Voici son histoire. Et combien d’autres histoires semblables ne sont jamais racontées, dans cette Gaza qui ne meurt jamais, mais qui ne goûte plus à la vie. Dans chaque guerre, les corps sont tués, mais après la guerre… ce sont les âmes qui meurent. Les femmes sont laissées seules à affronter les conséquences, à être jugées pour des décisions qu’elles n’ont pas prises, à payer le prix d’une absence qu’elles n’ont pas choisie.
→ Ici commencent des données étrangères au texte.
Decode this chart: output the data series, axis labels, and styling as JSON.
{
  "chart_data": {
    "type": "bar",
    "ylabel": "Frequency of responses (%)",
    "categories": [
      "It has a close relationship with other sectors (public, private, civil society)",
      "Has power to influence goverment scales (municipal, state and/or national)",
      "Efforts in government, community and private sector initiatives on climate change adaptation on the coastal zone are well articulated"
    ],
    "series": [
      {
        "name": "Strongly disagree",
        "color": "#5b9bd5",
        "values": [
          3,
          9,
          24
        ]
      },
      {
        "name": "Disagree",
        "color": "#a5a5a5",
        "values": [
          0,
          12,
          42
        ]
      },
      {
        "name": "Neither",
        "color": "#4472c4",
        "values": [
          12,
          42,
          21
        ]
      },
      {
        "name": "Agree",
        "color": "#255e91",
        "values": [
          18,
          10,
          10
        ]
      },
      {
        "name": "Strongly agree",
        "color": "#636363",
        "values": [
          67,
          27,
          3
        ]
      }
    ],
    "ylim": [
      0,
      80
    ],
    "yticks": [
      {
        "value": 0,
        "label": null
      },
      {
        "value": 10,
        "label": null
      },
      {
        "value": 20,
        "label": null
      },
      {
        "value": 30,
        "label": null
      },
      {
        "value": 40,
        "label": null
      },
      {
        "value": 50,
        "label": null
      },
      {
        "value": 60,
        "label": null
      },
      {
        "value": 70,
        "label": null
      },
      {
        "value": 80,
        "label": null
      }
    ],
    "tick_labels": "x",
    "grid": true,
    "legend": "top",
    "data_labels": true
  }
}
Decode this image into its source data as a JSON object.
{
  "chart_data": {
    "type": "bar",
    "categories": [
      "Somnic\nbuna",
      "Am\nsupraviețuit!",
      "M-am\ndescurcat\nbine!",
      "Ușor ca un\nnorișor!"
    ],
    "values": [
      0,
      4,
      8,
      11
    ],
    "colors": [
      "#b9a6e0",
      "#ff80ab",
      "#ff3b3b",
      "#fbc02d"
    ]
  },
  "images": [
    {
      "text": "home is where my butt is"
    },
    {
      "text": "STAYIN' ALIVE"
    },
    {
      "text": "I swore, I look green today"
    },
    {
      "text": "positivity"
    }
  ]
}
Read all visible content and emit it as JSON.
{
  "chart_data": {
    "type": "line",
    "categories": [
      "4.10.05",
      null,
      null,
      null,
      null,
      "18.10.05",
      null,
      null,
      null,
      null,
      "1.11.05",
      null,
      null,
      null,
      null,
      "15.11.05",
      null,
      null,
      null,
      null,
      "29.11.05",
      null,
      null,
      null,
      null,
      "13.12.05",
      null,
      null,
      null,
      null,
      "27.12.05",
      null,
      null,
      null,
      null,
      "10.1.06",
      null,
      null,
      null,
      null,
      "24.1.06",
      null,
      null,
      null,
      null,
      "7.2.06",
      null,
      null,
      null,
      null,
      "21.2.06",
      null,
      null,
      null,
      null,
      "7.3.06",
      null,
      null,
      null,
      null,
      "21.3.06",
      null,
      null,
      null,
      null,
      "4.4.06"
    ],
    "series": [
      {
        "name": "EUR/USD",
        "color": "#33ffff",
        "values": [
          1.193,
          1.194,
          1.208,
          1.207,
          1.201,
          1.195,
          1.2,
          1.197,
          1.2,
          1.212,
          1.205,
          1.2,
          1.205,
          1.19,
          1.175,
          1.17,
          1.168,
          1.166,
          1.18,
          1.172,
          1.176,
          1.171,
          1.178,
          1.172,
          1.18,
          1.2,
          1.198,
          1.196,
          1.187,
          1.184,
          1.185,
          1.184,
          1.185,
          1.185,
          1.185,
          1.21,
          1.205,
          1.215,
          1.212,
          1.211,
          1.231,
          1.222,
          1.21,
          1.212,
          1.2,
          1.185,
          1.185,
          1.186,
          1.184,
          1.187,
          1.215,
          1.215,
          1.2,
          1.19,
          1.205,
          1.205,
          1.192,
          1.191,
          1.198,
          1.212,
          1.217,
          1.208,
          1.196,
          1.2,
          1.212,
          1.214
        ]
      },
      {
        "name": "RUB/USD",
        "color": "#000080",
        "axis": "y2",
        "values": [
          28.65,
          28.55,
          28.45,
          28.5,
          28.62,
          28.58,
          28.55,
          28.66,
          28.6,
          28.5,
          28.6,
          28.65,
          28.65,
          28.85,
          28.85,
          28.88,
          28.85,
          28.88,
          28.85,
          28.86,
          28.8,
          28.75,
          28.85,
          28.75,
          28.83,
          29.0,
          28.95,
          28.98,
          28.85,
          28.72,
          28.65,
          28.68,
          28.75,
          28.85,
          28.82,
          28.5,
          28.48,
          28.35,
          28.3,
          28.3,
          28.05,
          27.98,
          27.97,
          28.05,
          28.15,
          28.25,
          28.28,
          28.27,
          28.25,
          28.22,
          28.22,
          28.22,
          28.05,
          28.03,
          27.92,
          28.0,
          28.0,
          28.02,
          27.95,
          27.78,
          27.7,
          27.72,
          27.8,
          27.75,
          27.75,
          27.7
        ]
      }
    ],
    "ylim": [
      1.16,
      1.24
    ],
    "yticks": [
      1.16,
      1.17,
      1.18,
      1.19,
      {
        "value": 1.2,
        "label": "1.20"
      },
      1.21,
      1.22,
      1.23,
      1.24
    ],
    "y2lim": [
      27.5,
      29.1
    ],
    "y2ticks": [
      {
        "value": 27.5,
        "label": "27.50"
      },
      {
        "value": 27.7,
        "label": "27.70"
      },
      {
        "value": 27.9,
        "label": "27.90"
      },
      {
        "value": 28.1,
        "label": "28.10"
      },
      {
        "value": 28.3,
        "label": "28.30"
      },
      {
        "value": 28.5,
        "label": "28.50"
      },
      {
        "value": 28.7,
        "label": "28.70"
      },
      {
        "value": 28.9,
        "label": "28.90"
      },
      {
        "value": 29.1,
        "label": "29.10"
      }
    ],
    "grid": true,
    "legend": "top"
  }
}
Ce que cette jeune femme a vécu n’est pas un cas isolé, mais un portrait récurrent de la souffrance des femmes dans la bande de Gaza, où la femme porte le poids le plus lourd à chaque étape de la guerre : dans la perte, le déplacement, l’effondrement et la reconstruction. Les femmes à Gaza ne sont pas seulement des victimes des bombardements, elles sont aussi victimes du vide juridique, de la pression sociale et de l’absence de protection psychologique et juridique.

La guerre a laissé des blessures profondes dans les âmes des femmes, invisibles à l’œil nu, mais qui saignent chaque jour en silence. Nombreuses sont celles qui sont contraintes à prendre des décisions forcées, à porter des fardeaux qui dépassent leurs forces, sans que personne n’écoute leur voix ou ne rende justice à leur douleur.

C’est pourquoi les femmes ont aujourd’hui un besoin urgent de programmes de soutien psychologique spécialisés, adaptés aux traumatismes et aux pertes qu’elles ont subis, ainsi que d’une protection juridique qui garantisse la justice dans les affaires de mariage, de garde, de propriété et de dignité. Car elles ne sont pas de simples victimes passagères des guerres, mais bien les piliers des foyers, les fondations des familles, et les garantes de l’avenir de toute une société.

Soutenir les femmes aujourd’hui… c’est soutenir la résilience de tout un peuple.